Once Upon a Gypsy Moon: An Improbable Voyage and One Man's Yearning for Redemption by Hurley Michael

Author:Hurley, Michael [Hurley, Michael]
Language: eng
Format: azw3
ISBN: 9781455529346
Publisher: Center Street
Published: 2013-04-15T16:00:00+00:00


Chapter 31

A Mystery Unfolds

The most beautiful thing we can experience in life is the mysterious. It is the source of all true art and science. He to whom this emotion is a stranger, who can no longer pause to wonder and stand rapt in awe, is as good as dead: for his eyes are closed.

—Albert Einstein

One should be careful when listening to Van Morrison songs. Like the carriage that turns into a pumpkin at the stroke of midnight, in the blink of an eye “Crazy Love” can turn into just plain crazy.

It would have been easy to dismiss what I was feeling for Susan after just one weekend as I sailed south from Charleston—if not as crazy, then as simply foolish. But to dismiss such feelings is to be dead to the possibility of mystery. I don’t presume necessarily to understand my life as it occurs, but I know that I must experience it in real time, not in hindsight. Grace often comes to us as an angel in strange disguise, and we must have the courage to welcome the stranger.

At six in the evening on my first day at sea, after leaving Charleston, I sat down to write Susan a letter. All was quiet, the new winter sun had already set, and in the soft glow of the cabin where only two days before we had danced and talked long into the night, the sense that my life had just changed greatly for the better covered me like a warm blanket.

“Like a child at Christmas,” I wrote to her, “I may not know all that the future holds, but I have a childlike sense of wonder, awe and excitement, and an innocent faith that what waits for us is something beautiful to behold.” I think this may have been what Mr. Einstein was trying to tell us, and it is definitely what I believe.

As I wrote those words I was already far out of sight of land. An unseen school of fish—perhaps tuna or mahimahi—went rushing under my keel, setting off the depth alarm and reminding me that there were forces busily at work beneath the placid surface of the ocean. The same was true of my thoughts, which raced expectantly beneath my calm exterior. Big changes were on the way, and I was about to make them.

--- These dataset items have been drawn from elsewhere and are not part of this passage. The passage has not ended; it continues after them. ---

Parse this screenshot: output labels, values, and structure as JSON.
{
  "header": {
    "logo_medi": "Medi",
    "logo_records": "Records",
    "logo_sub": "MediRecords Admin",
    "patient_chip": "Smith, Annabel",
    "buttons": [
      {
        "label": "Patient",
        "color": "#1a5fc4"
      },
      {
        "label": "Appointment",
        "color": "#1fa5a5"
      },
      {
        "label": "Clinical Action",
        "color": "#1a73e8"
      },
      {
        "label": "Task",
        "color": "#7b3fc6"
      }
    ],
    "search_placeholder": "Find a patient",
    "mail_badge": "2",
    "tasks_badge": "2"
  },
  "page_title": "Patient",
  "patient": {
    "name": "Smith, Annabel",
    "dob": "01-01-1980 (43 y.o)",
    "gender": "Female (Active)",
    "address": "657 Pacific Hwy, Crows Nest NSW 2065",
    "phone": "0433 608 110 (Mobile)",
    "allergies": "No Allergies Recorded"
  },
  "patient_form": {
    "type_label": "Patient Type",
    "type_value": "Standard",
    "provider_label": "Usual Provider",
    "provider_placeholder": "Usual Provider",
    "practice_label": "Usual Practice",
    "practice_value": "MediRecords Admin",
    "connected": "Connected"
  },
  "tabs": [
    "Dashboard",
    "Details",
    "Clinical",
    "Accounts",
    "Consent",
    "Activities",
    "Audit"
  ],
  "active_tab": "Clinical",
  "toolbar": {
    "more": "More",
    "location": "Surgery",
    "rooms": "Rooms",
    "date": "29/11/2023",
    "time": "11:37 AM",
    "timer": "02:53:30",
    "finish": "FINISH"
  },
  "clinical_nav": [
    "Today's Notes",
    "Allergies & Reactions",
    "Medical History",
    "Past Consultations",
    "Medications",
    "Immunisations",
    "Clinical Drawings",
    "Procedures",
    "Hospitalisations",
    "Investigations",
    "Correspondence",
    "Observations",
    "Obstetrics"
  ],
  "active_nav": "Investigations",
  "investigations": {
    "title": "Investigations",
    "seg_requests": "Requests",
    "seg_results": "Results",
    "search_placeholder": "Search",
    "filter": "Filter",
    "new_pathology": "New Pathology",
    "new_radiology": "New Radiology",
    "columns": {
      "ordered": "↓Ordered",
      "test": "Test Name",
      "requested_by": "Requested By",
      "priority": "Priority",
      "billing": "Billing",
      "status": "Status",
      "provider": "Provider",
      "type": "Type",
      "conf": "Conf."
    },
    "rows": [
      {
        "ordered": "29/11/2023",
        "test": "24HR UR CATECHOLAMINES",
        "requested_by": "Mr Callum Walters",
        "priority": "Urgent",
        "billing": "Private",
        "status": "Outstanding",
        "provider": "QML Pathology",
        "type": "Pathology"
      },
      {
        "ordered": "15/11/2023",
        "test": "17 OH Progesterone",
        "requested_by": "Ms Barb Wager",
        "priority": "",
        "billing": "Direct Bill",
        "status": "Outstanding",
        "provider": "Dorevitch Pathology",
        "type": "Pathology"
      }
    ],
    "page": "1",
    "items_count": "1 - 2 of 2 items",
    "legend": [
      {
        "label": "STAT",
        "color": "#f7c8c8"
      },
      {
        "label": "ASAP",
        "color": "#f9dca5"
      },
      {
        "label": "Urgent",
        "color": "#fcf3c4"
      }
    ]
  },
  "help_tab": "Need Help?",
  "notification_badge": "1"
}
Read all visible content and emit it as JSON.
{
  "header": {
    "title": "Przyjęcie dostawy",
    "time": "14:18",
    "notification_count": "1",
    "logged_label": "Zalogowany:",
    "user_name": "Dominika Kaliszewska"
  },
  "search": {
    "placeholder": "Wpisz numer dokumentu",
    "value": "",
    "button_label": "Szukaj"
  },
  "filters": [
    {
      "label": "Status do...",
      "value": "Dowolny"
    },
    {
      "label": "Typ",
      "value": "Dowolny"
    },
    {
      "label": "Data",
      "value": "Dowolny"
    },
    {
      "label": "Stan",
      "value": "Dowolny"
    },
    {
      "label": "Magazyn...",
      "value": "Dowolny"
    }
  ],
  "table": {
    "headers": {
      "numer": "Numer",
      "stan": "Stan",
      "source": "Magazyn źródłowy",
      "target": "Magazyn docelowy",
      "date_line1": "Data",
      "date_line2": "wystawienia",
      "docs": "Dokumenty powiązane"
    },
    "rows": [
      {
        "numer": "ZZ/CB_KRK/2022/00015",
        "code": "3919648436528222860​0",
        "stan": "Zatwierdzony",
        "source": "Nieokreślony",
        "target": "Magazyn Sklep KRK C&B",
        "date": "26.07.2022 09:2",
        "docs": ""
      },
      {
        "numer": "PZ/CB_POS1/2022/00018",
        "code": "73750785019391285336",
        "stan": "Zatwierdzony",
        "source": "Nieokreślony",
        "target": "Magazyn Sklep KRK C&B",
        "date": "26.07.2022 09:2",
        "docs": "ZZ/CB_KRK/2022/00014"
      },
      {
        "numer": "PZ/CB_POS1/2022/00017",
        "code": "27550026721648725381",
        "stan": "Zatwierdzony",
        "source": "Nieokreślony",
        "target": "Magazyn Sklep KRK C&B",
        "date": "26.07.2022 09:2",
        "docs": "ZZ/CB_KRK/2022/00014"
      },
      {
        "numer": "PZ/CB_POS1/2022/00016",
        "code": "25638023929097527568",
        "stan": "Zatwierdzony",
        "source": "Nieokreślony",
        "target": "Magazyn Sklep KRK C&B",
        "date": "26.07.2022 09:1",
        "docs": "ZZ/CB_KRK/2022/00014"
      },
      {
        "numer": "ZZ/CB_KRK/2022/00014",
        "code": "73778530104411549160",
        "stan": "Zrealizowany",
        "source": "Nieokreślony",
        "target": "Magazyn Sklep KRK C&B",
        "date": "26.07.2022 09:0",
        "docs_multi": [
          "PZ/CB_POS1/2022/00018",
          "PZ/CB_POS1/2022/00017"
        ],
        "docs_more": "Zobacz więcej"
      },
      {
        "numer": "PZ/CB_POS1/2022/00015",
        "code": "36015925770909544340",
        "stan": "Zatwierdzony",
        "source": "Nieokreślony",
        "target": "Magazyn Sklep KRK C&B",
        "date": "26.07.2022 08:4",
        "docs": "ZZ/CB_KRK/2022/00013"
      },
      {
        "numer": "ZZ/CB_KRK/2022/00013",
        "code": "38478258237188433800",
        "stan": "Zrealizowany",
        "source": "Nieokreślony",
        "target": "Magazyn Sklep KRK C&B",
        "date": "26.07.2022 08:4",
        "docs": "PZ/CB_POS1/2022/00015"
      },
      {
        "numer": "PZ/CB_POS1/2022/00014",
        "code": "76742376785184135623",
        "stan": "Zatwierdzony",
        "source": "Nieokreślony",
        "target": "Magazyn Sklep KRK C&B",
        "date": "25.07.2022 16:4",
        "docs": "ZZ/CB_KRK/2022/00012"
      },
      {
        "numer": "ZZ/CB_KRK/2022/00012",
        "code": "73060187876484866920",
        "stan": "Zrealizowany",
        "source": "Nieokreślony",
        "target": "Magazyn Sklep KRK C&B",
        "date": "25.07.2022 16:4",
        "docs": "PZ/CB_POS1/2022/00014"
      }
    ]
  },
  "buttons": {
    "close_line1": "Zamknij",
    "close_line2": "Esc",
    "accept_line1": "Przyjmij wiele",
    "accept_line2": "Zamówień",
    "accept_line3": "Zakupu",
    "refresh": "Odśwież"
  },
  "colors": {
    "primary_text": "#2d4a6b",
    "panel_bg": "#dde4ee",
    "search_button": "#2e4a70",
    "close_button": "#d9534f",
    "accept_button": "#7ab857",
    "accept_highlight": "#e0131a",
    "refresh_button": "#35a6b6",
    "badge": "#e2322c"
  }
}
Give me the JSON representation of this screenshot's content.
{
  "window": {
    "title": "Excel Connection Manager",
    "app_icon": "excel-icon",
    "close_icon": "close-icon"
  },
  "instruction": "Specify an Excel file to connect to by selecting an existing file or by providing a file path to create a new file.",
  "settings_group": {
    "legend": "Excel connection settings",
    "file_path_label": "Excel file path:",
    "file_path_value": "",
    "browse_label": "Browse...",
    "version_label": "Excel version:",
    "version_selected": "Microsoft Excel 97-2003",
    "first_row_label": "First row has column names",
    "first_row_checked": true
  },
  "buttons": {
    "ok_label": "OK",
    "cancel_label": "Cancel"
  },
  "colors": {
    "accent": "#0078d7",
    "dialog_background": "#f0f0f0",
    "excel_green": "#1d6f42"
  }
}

In the hours I had spent trying to evade Charleston two weeks earlier, I had gained a greater understanding of the operation of the Monitor self-steering wind vane. Though the electronic autopilot had since been repaired, I now used the mechanical wind vane for self-steering exclusively. With nothing but wide miles of ocean between me and the Berry Islands, I had unfettered, quiet hours to fill with thoughts and written words.

I made good time, covering 115 miles in the first day. In that distance I saw not one other vessel on the open sea. I also remained out of communication with land. Cell phones and VHF radios cannot receive a clear signal farther than twenty-five miles from shore.